When Koreans talk about the size of their condos they talk in something called pyung, like fifty pyung or one hundred pyung. So far nobody has been able to explain to me what that is. Could you tell me what one pyung is in square footage?


Pyeong [평] is a unit of measurement that has been in use in Korea, until very recently. It is the traditional measurement unit that managed to survive in Korea the longest.

First, let's cut to the chase -- how large is a single pyeong? Here is the conversion of pyeong into square meters and square feet:

1 pyeong = 3.3058 square meters = 35.5833 square feet

Korea shared its traditional measuring system with other East Asian countries. One pyeong is a square whose side is six cheok [척]. One cheok about as long as a foot -- hence, one pyeong is fairly close to 36 square feet. A typical small apartment/condo in Seoul is around 27 pyeong, which translates to approximately 960 square feet, or 89.25 square meters.

Korea has left behind most of its traditional measurements in favor of the metric system, like most sane countries around the world. *Coughamericacough* Most traditional units of measurements can now only be found in traditional literature. But pyeong has been a gigantic exception: it has been commonly in use until July 2007, when Korean government decided that it was high time to adopt the metric system in all aspects of life. Other traditional measurement units that were discarded include don, i.e. 3.75 grams, which was the unit to measure the weight of gold. (Traditional units were not the only ones that were hit by the new regulations.  For example, electronics manufacturers were also banned from advertising their 40-inch television also.)

What ensued, lasting to this day, was high comedy:  instead of fitting to the round numbers in the metric system, Korean people simply began to opt for the decidedly non-round numbers that formed a round number in the old metrics system. For example, rather than building a condo that is 90 square meters, builders would build and advertise a 89.25 square meters-sized condo -- and everyone understood the number stood for 27 pyeong. 

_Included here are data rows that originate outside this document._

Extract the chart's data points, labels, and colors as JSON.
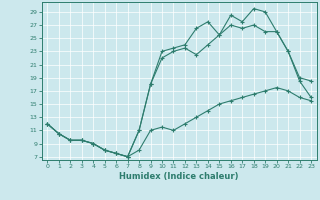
{
  "xlabel": "Humidex (Indice chaleur)",
  "bg_color": "#cce8ed",
  "line_color": "#2e7d6e",
  "grid_color": "#ffffff",
  "xlim": [
    -0.5,
    23.5
  ],
  "ylim": [
    6.5,
    30.5
  ],
  "xticks": [
    0,
    1,
    2,
    3,
    4,
    5,
    6,
    7,
    8,
    9,
    10,
    11,
    12,
    13,
    14,
    15,
    16,
    17,
    18,
    19,
    20,
    21,
    22,
    23
  ],
  "yticks": [
    7,
    9,
    11,
    13,
    15,
    17,
    19,
    21,
    23,
    25,
    27,
    29
  ],
  "line1_x": [
    0,
    1,
    2,
    3,
    4,
    5,
    6,
    7,
    8,
    9,
    10,
    11,
    12,
    13,
    14,
    15,
    16,
    17,
    18,
    19,
    20,
    21,
    22,
    23
  ],
  "line1_y": [
    12,
    10.5,
    9.5,
    9.5,
    9,
    8,
    7.5,
    7,
    8,
    11,
    11.5,
    11,
    12,
    13,
    14,
    15,
    15.5,
    16,
    16.5,
    17,
    17.5,
    17,
    16,
    15.5
  ],
  "line2_x": [
    0,
    1,
    2,
    3,
    4,
    5,
    6,
    7,
    8,
    9,
    10,
    11,
    12,
    13,
    14,
    15,
    16,
    17,
    18,
    19,
    20,
    21,
    22,
    23
  ],
  "line2_y": [
    12,
    10.5,
    9.5,
    9.5,
    9,
    8,
    7.5,
    7,
    11,
    18,
    22,
    23,
    23.5,
    22.5,
    24,
    25.5,
    27,
    26.5,
    27,
    26,
    26,
    23,
    18.5,
    16
  ],
  "line3_x": [
    0,
    1,
    2,
    3,
    4,
    5,
    6,
    7,
    8,
    9,
    10,
    11,
    12,
    13,
    14,
    15,
    16,
    17,
    18,
    19,
    20,
    21,
    22,
    23
  ],
  "line3_y": [
    12,
    10.5,
    9.5,
    9.5,
    9,
    8,
    7.5,
    7,
    11,
    18,
    23,
    23.5,
    24,
    26.5,
    27.5,
    25.5,
    28.5,
    27.5,
    29.5,
    29,
    26,
    23,
    19,
    18.5
  ]
}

Even better is what some A/C unit manufacturers did. Previously, A/C units in Korea were sold with a pyeong number associated with it also. That is, for example, a 18-pyeong A/C unit is enough to cool a space that is 18 pyeongs. Once the use of pyeong was banned, air conditioner manufacturers simply began to sell "18 Type" air conditioners -- a thinly veiled reference that the unit is enough to cool an 18-pyeong space.